If you know upfront which types you are going to be passing then you could also declare your web method more strongly typed and explicitly create methods for the types you expect to recieve.
If the wire format is not too much of a concern, you could also user SoapFormatter or a BinaryFormatter to handle the serialization/deserialization. In the later case of the BinaryFormatter you would declare your web method to take a byte[] argument, the advantage of these formatters (serializers) is that they do not need additional info on the type when you create the instance of the formatter, but they can be slower than an XmlSerializer
Update: Added some simple examples (Untested)

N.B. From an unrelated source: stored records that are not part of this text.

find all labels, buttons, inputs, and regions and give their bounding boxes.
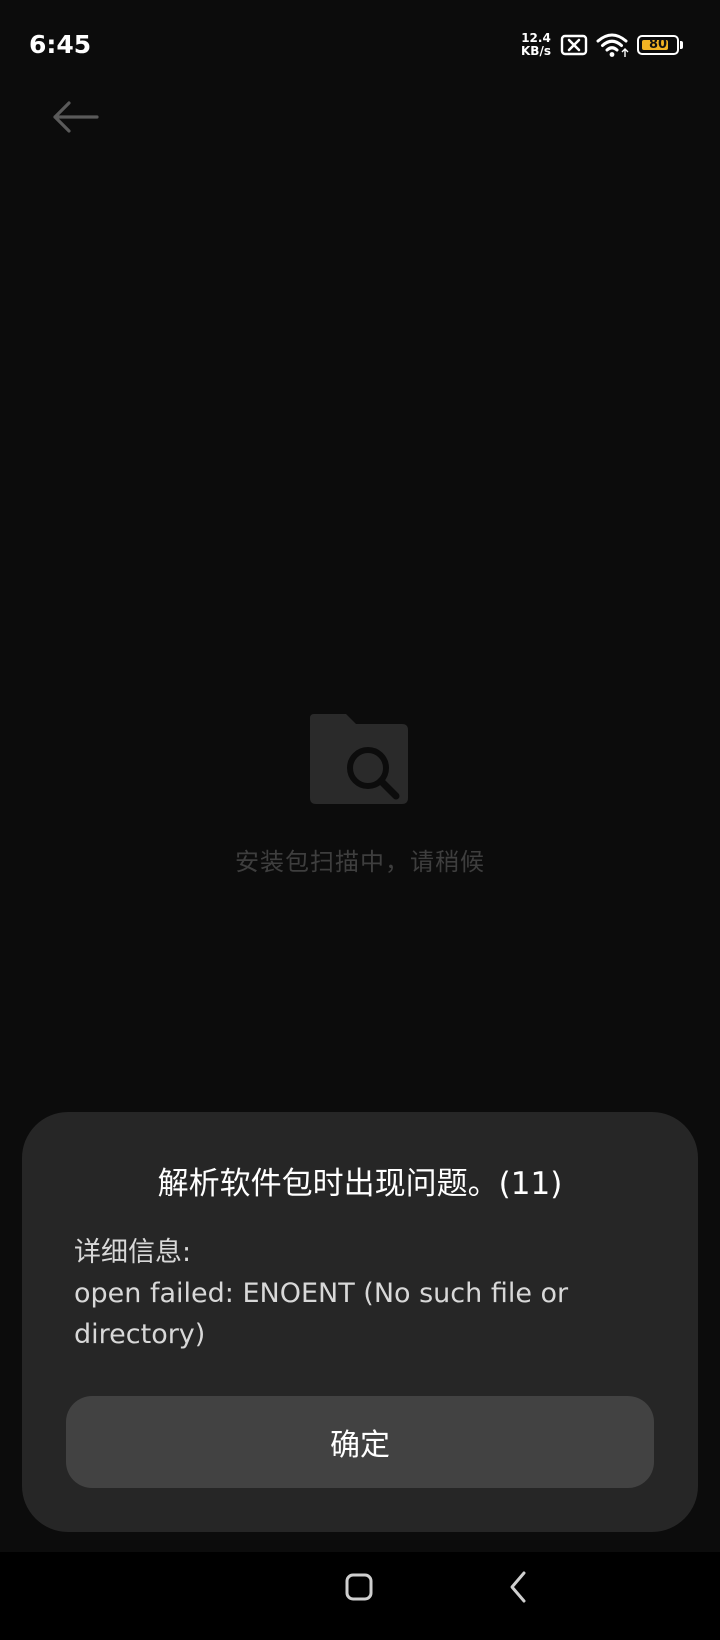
battery-icon: 80 <box>637 35 683 55</box>
back-button[interactable] <box>42 90 108 144</box>
back-arrow-icon <box>53 101 99 133</box>
dialog-body: 详细信息: open failed: ENOENT (No such file … <box>74 1232 654 1355</box>
battery-level: 80 <box>648 37 668 52</box>
detail-label: 详细信息: <box>74 1237 192 1268</box>
navigation-bar <box>0 1552 720 1640</box>
dialog-title: 解析软件包时出现问题。(11) <box>157 1166 563 1202</box>
screen: 6:45 12.4 KB/s 80 安装包扫描中，请稍候 解析软件包时出现问题。… <box>0 0 720 1640</box>
folder-search-icon <box>310 714 408 804</box>
network-speed: 12.4 KB/s <box>518 32 554 58</box>
wifi-icon <box>596 33 629 57</box>
empty-state: 安装包扫描中，请稍候 <box>0 712 720 877</box>
nav-back-icon[interactable] <box>504 1569 534 1605</box>
network-speed-unit: KB/s <box>521 44 551 58</box>
home-square-icon[interactable] <box>344 1572 374 1602</box>
detail-message: open failed: ENOENT (No such file or dir… <box>74 1278 569 1350</box>
status-time: 6:45 <box>29 30 92 59</box>
scanning-message: 安装包扫描中，请稍候 <box>235 848 485 876</box>
confirm-button[interactable]: 确定 <box>66 1396 654 1488</box>
status-bar: 6:45 12.4 KB/s 80 <box>0 0 720 90</box>
error-dialog: 解析软件包时出现问题。(11) 详细信息: open failed: ENOEN… <box>22 1112 698 1532</box>
no-sim-icon <box>560 34 588 56</box>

Example using an XmlSerializer, here you will need to pass the type name from the client side, so I made it an additional argument.
[WebMethod]
public void Reports(string xml, string typeName)
{
XmlSerializer xs = new XmlSerializer(Type.GetType(typeName));
object obj = xs.Deserialize(new StringReader(xml));
// use the deserialize object
}
Example using a BinaryFormatter, no type name needed but you the class types will need to be serializable
[WebMethod]
public void Reports(byte[] data)
{
BinaryFormatter bf = new BinaryFormatter();
object obj = bf.Deserialize(new MemoryStream(data));
// use the deserialized object
}
On the client side you would use something like the following to serialize using the BinaryFormatter.

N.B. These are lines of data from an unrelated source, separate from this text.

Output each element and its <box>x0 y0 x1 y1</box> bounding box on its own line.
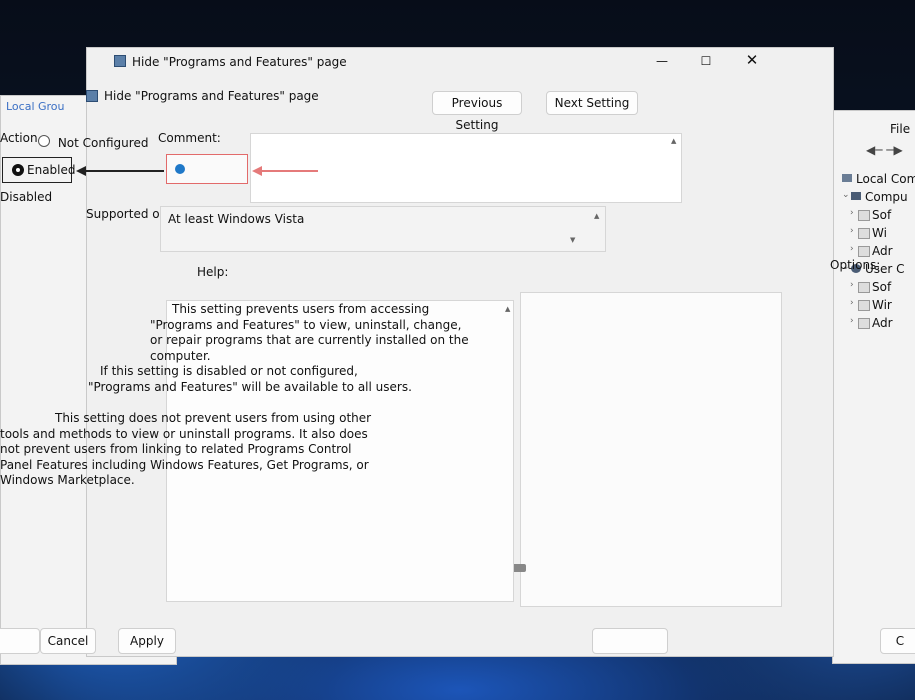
window-title: Hide "Programs and Features" page <box>132 55 347 69</box>
policy-header-title: Hide "Programs and Features" page <box>104 89 319 103</box>
tree-item[interactable]: ⌄ Compu <box>838 188 915 206</box>
forward-arrow-icon[interactable]: ─▶ <box>886 143 902 157</box>
enabled-option-highlight[interactable]: Enabled <box>2 157 76 183</box>
computer-icon <box>851 192 861 200</box>
chevron-right-icon[interactable]: › <box>850 280 854 290</box>
tree-item[interactable]: Local Comp <box>838 170 915 188</box>
chevron-down-icon[interactable]: ⌄ <box>842 190 850 200</box>
disabled-option[interactable]: Disabled <box>0 190 52 204</box>
options-label: Options: <box>830 258 881 272</box>
enabled-radio[interactable] <box>12 164 24 176</box>
folder-icon <box>858 318 870 329</box>
help-label: Help: <box>197 265 229 279</box>
supported-on-value: At least Windows Vista <box>168 212 305 226</box>
left-dialog-title: Local Grou <box>6 100 65 113</box>
chevron-right-icon[interactable]: › <box>850 244 854 254</box>
policy-icon <box>114 55 126 67</box>
supported-scroll-down[interactable]: ▼ <box>570 236 575 244</box>
red-arrow <box>252 166 318 176</box>
minimize-button[interactable]: — <box>652 51 672 71</box>
help-paragraph-3: This setting does not prevent users from… <box>0 411 372 487</box>
enabled-zoom-highlight <box>166 154 248 184</box>
help-scroll-up[interactable]: ▲ <box>505 305 510 313</box>
comment-label: Comment: <box>158 131 221 145</box>
right-ok-button[interactable]: C <box>880 628 915 654</box>
tree-view: Local Comp ⌄ Compu › Sof › Wi › Adr ⌄ Us… <box>838 170 915 332</box>
tree-item[interactable]: › Sof <box>838 278 915 296</box>
file-menu[interactable]: File <box>890 122 910 136</box>
action-label: Action <box>0 131 38 145</box>
maximize-button[interactable]: ☐ <box>696 51 716 71</box>
supported-scroll-up[interactable]: ▲ <box>594 212 599 220</box>
next-setting-button[interactable]: Next Setting <box>546 91 638 115</box>
apply-button[interactable]: Apply <box>118 628 176 654</box>
chevron-right-icon[interactable]: › <box>850 208 854 218</box>
chevron-right-icon[interactable]: › <box>850 226 854 236</box>
folder-icon <box>858 282 870 293</box>
policy-header-icon <box>86 90 98 102</box>
annotation-arrow <box>76 166 164 176</box>
supported-on-label: Supported on: <box>86 207 172 221</box>
chevron-right-icon[interactable]: › <box>850 298 854 308</box>
computer-icon <box>842 174 852 182</box>
folder-icon <box>858 246 870 257</box>
enabled-label: Enabled <box>27 163 76 177</box>
folder-icon <box>858 210 870 221</box>
options-pane <box>520 292 782 607</box>
tree-item[interactable]: › Wir <box>838 296 915 314</box>
tree-item[interactable]: › Adr <box>838 314 915 332</box>
left-ok-button[interactable] <box>0 628 40 654</box>
close-button[interactable]: ✕ <box>742 50 762 70</box>
cancel-button[interactable]: Cancel <box>40 628 96 654</box>
not-configured-option[interactable]: Not Configured <box>38 135 148 150</box>
back-arrow-icon[interactable]: ◀─ <box>866 143 882 157</box>
chevron-right-icon[interactable]: › <box>850 316 854 326</box>
main-ok-button[interactable] <box>592 628 668 654</box>
tree-item[interactable]: › Wi <box>838 224 915 242</box>
comment-scroll-up[interactable]: ▲ <box>671 137 676 145</box>
enabled-zoom-radio <box>175 164 185 174</box>
not-configured-label: Not Configured <box>57 136 149 150</box>
previous-setting-button[interactable]: Previous Setting <box>432 91 522 132</box>
help-paragraph-2: If this setting is disabled or not confi… <box>88 364 412 394</box>
folder-icon <box>858 300 870 311</box>
disabled-label: Disabled <box>0 190 53 204</box>
help-paragraph-1: This setting prevents users from accessi… <box>150 302 469 363</box>
title-bar: Hide "Programs and Features" page — ☐ ✕ <box>86 47 832 77</box>
tree-item[interactable]: › Sof <box>838 206 915 224</box>
not-configured-radio[interactable] <box>38 135 50 147</box>
folder-icon <box>858 228 870 239</box>
nav-arrows: ◀─ ─▶ <box>866 143 903 157</box>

// initialize the SystemInfo instance that you want to pass to the server
SystemInfo si = new SystemInfo() { SystemName = "My System" };
// Serialize to a memory stream
BinaryFormatter bf = new BinaryFormatter();
MemoryStream ms = new MemoryStream();
bf.Serialize(ms, si);
// Call the service, passing the array from the memory stream
ws.Reports(ms.ToArray());
Chris, thanks for helping me out. It was a major step forward.

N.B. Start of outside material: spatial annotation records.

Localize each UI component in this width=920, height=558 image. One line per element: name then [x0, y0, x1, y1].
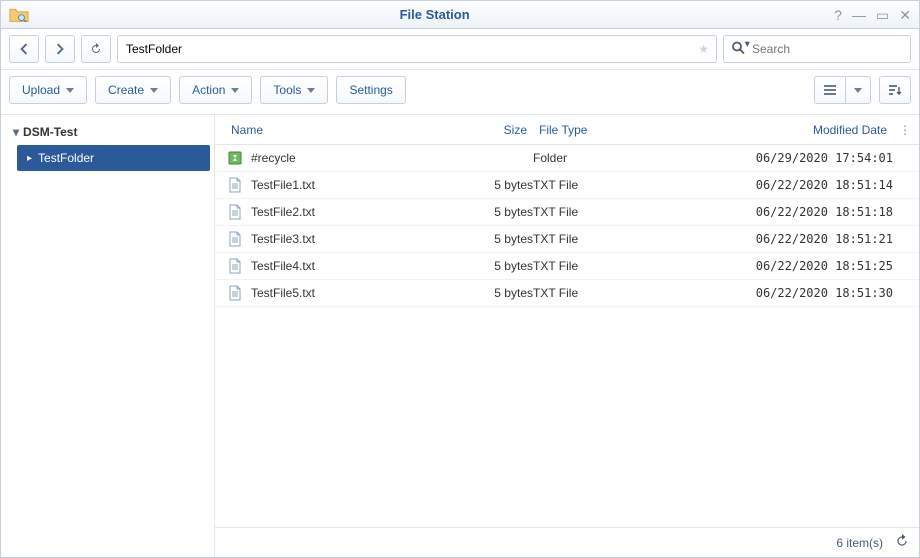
file-name: TestFile1.txt [251, 178, 315, 192]
view-dropdown-button[interactable] [846, 76, 871, 104]
upload-label: Upload [22, 83, 60, 97]
settings-button[interactable]: Settings [336, 76, 405, 104]
caret-icon [150, 88, 158, 93]
file-icon [227, 177, 243, 193]
refresh-button[interactable] [81, 35, 111, 63]
file-type: TXT File [533, 259, 683, 273]
search-input[interactable] [723, 35, 911, 63]
chevron-left-icon [18, 43, 30, 55]
file-type: TXT File [533, 205, 683, 219]
file-name: TestFile3.txt [251, 232, 315, 246]
table-row[interactable]: #recycle Folder06/29/2020 17:54:01 [215, 145, 919, 172]
file-name: TestFile2.txt [251, 205, 315, 219]
refresh-icon [90, 43, 102, 55]
tools-label: Tools [273, 83, 301, 97]
table-row[interactable]: TestFile5.txt 5 bytesTXT File06/22/2020 1… [215, 280, 919, 307]
close-icon[interactable]: ✕ [899, 8, 911, 22]
file-size: 5 bytes [437, 205, 533, 219]
upload-button[interactable]: Upload [9, 76, 87, 104]
file-icon [227, 285, 243, 301]
file-name: TestFile5.txt [251, 286, 315, 300]
tools-button[interactable]: Tools [260, 76, 328, 104]
col-type[interactable]: File Type [533, 123, 683, 137]
table-row[interactable]: TestFile4.txt 5 bytesTXT File06/22/2020 1… [215, 253, 919, 280]
file-name: #recycle [251, 151, 296, 165]
action-button[interactable]: Action [179, 76, 252, 104]
tree-root[interactable]: ▾ DSM-Test [5, 121, 210, 143]
list-view-button[interactable] [814, 76, 846, 104]
sort-icon [888, 84, 902, 96]
col-name[interactable]: Name [225, 123, 437, 137]
file-type: TXT File [533, 286, 683, 300]
file-list: Name Size File Type Modified Date ⋮ #rec… [215, 115, 919, 557]
window-title: File Station [35, 7, 834, 22]
collapse-icon: ▾ [13, 125, 19, 139]
file-name: TestFile4.txt [251, 259, 315, 273]
column-headers: Name Size File Type Modified Date ⋮ [215, 115, 919, 145]
caret-icon [231, 88, 239, 93]
body: ▾ DSM-Test ▸ TestFolder Name Size File T… [1, 115, 919, 557]
forward-button[interactable] [45, 35, 75, 63]
table-row[interactable]: TestFile1.txt 5 bytesTXT File06/22/2020 1… [215, 172, 919, 199]
caret-icon [66, 88, 74, 93]
column-menu-icon[interactable]: ⋮ [893, 123, 909, 137]
expand-icon: ▸ [27, 153, 32, 164]
refresh-icon [895, 534, 909, 548]
help-icon[interactable]: ? [834, 8, 842, 22]
tree-root-label: DSM-Test [23, 125, 77, 139]
recycle-icon [227, 150, 243, 166]
action-label: Action [192, 83, 225, 97]
file-station-window: File Station ? — ▭ ✕ ★ ▾ U [0, 0, 920, 558]
favorite-icon[interactable]: ★ [698, 42, 709, 56]
file-modified: 06/22/2020 18:51:21 [683, 232, 893, 246]
create-label: Create [108, 83, 144, 97]
file-size: 5 bytes [437, 286, 533, 300]
table-row[interactable]: TestFile2.txt 5 bytesTXT File06/22/2020 1… [215, 199, 919, 226]
back-button[interactable] [9, 35, 39, 63]
file-modified: 06/22/2020 18:51:30 [683, 286, 893, 300]
file-type: TXT File [533, 178, 683, 192]
caret-icon [307, 88, 315, 93]
tree-item-testfolder[interactable]: ▸ TestFolder [17, 145, 210, 171]
minimize-icon[interactable]: — [852, 8, 866, 22]
statusbar-refresh-button[interactable] [895, 534, 909, 551]
file-modified: 06/22/2020 18:51:25 [683, 259, 893, 273]
create-button[interactable]: Create [95, 76, 171, 104]
file-type: Folder [533, 151, 683, 165]
tree-item-label: TestFolder [38, 151, 94, 165]
window-controls: ? — ▭ ✕ [834, 8, 911, 22]
maximize-icon[interactable]: ▭ [876, 8, 889, 22]
file-modified: 06/22/2020 18:51:18 [683, 205, 893, 219]
titlebar: File Station ? — ▭ ✕ [1, 1, 919, 29]
sort-button[interactable] [879, 76, 911, 104]
table-row[interactable]: TestFile3.txt 5 bytesTXT File06/22/2020 1… [215, 226, 919, 253]
rows-container: #recycle Folder06/29/2020 17:54:01 TestFil… [215, 145, 919, 307]
col-size[interactable]: Size [437, 123, 533, 137]
caret-icon [854, 88, 862, 93]
statusbar: 6 item(s) [215, 527, 919, 557]
file-size: 5 bytes [437, 178, 533, 192]
file-modified: 06/29/2020 17:54:01 [683, 151, 893, 165]
path-input[interactable] [117, 35, 717, 63]
chevron-right-icon [54, 43, 66, 55]
settings-label: Settings [349, 83, 392, 97]
col-modified[interactable]: Modified Date [683, 123, 893, 137]
file-modified: 06/22/2020 18:51:14 [683, 178, 893, 192]
search-icon: ▾ [731, 41, 745, 58]
file-size: 5 bytes [437, 232, 533, 246]
folder-tree: ▾ DSM-Test ▸ TestFolder [1, 115, 215, 557]
file-size: 5 bytes [437, 259, 533, 273]
file-icon [227, 231, 243, 247]
file-type: TXT File [533, 232, 683, 246]
toolbar: Upload Create Action Tools Settings [1, 70, 919, 115]
file-icon [227, 258, 243, 274]
app-icon [9, 6, 29, 24]
item-count: 6 item(s) [836, 536, 883, 550]
view-mode-group [814, 76, 871, 104]
navbar: ★ ▾ [1, 29, 919, 70]
list-icon [823, 84, 837, 96]
file-icon [227, 204, 243, 220]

I solved the problem sending the xml string:
SystemInfo sysinfo = new SystemInfo();
sysinfo.RUN();
XmlSerializer mySerializer = new XmlSerializer(typeof(SystemInfo));
MemoryStream memStream = new MemoryStream();
mySerializer.Serialize(memStream, sysinfo);
memStream.Seek(0, System.IO.SeekOrigin.Begin);
XmlDocument doc = new XmlDocument();
doc.Load(memStream);
memStream.Close();
localhost.WS_Agente dasdsa = new localhost.WS_Agente();
dasdsa.Reports(doc.InnerXml);
And the WebService:
[WebMethod]
public void Reports(string xml)
{
XmlSerializer mySerializer = new XmlSerializer(typeof(SystemInfo));
SystemInfo obj = (SystemInfo)mySerializer.Deserialize(new StringReader(xml));
}
Its working like a charm now :)
My question is: Can i improve the code?